Kabar tewasnya Catur Yuliantono usai laga Indonesia vs Fiji sontak menjadi perhatian penggiat sepak bola Tanah Air, juga warga net. Mereka mengutuk ulah oknum suporter yang meledakkan petasan di Stadion Patriot, Sabtu (2/9/2017) itu.
Sejumlah video detik-detik Catur Yuliantono terkena petasan pun berseliweran di dunia maya.
Dalam rekaman video yang diunggah Nelanovian di instagram misalnya. Tampak bagaimana kondisi Catur yang terbakar usai terkena petasan dari arah tribun timur Stadion Patriot.
Saat api tengah membakar tubuh Catur, beberapa penonton berhamburan, sebagian lagi berusaha menolong. Ada yang teriak: Air, air..! Menyerukan agar api yang membakar tubuh Catur segera dipadamkan.
Seperti diberitakan sebelumnya, Sebuah petasan yang diledakkan di Stadion Patriot Chandrabhaga Bekasi mengakibatkan Catur Yuliantono tewas.

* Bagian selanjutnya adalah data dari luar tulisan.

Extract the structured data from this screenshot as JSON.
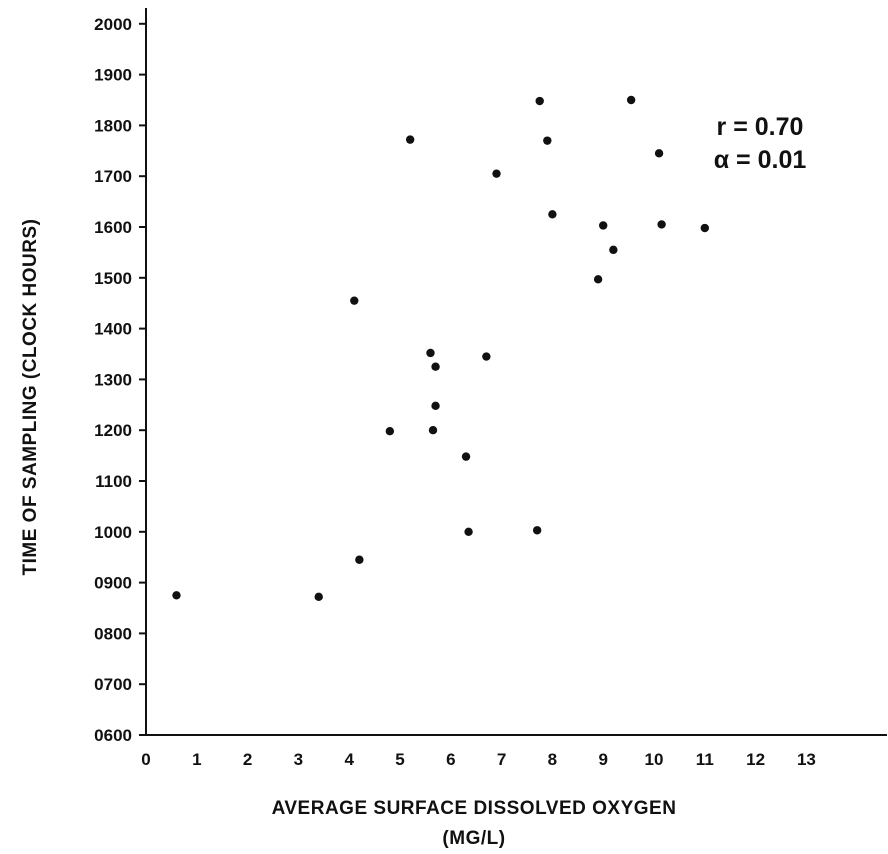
{
  "chart_data": {
    "type": "scatter",
    "xlabel_lines": [
      "AVERAGE SURFACE DISSOLVED OXYGEN",
      "(MG/L)"
    ],
    "ylabel": "TIME OF SAMPLING (CLOCK HOURS)",
    "xlim": [
      0,
      14.2
    ],
    "ylim": [
      600,
      2050
    ],
    "x_ticks": [
      0,
      1,
      2,
      3,
      4,
      5,
      6,
      7,
      8,
      9,
      10,
      11,
      12,
      13
    ],
    "y_ticks": [
      600,
      700,
      800,
      900,
      1000,
      1100,
      1200,
      1300,
      1400,
      1500,
      1600,
      1700,
      1800,
      1900,
      2000
    ],
    "y_tick_labels": [
      "0600",
      "0700",
      "0800",
      "0900",
      "1000",
      "1100",
      "1200",
      "1300",
      "1400",
      "1500",
      "1600",
      "1700",
      "1800",
      "1900",
      "2000"
    ],
    "points": [
      {
        "x": 0.6,
        "y": 875
      },
      {
        "x": 3.4,
        "y": 872
      },
      {
        "x": 4.2,
        "y": 945
      },
      {
        "x": 4.1,
        "y": 1455
      },
      {
        "x": 4.8,
        "y": 1198
      },
      {
        "x": 5.2,
        "y": 1772
      },
      {
        "x": 5.6,
        "y": 1352
      },
      {
        "x": 5.7,
        "y": 1325
      },
      {
        "x": 5.7,
        "y": 1248
      },
      {
        "x": 5.65,
        "y": 1200
      },
      {
        "x": 6.3,
        "y": 1148
      },
      {
        "x": 6.35,
        "y": 1000
      },
      {
        "x": 6.7,
        "y": 1345
      },
      {
        "x": 6.9,
        "y": 1705
      },
      {
        "x": 7.7,
        "y": 1003
      },
      {
        "x": 7.75,
        "y": 1848
      },
      {
        "x": 7.9,
        "y": 1770
      },
      {
        "x": 8.0,
        "y": 1625
      },
      {
        "x": 8.9,
        "y": 1497
      },
      {
        "x": 9.0,
        "y": 1603
      },
      {
        "x": 9.2,
        "y": 1555
      },
      {
        "x": 9.55,
        "y": 1850
      },
      {
        "x": 10.1,
        "y": 1745
      },
      {
        "x": 10.15,
        "y": 1605
      },
      {
        "x": 11.0,
        "y": 1598
      }
    ],
    "annotations": [
      "r = 0.70",
      "α = 0.01"
    ],
    "legend": "none",
    "grid": false
  }
}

Catur (32 tahun) menghembuskan nafas terakhirnya setelah terkena petasan. Ia sempat dilarikan ke rumah sakit namun nyawanya tak tertolong.
Pihak PSSI melalui Sekretaris Jenderal PSSI, Ratu Tisha Destria langsung menggelar konfrensi pers untuk menjelaskan kronologis suporter Indonesia tewas terkena petasan itu.
Menurut Tisha, PSSI sangat prihatin atas meninggalnya suporter Indonesia, apalagi setelah Boaz Solossa dkk bermain imbang melawan Fiji di Stadion Patriot Chandrabhaga, Kota Bekasi, Jawa Barat, Sabtu (2/9/2017) petang WIB.
Tisha mengatakan, korban meninggal usai terkena petasan yang dilepaskan dari tribun selatan ke tribun timur usai laga.
PSSI siap bertanggung jawab atas kejadian yang sangat menghancurkan nama baik sepakbola Indonesia itu.
Dari video yang ramai beredar di Youtube, petasan itu dibunyikan setelah wasit Spartak Danilenko meniup peluit pertanda pertandingan berakhir.
Tiba-tiba, petasan itu mengarah cepat ke tribun timur, tempat di mana korban menonton bersama keluarganya.
Kabarnya, terduga pelaku penyulut petasan itu sudah ditangkap petugas keamanan dan sedang diperiksa di Markas Polres Bekasi Kota.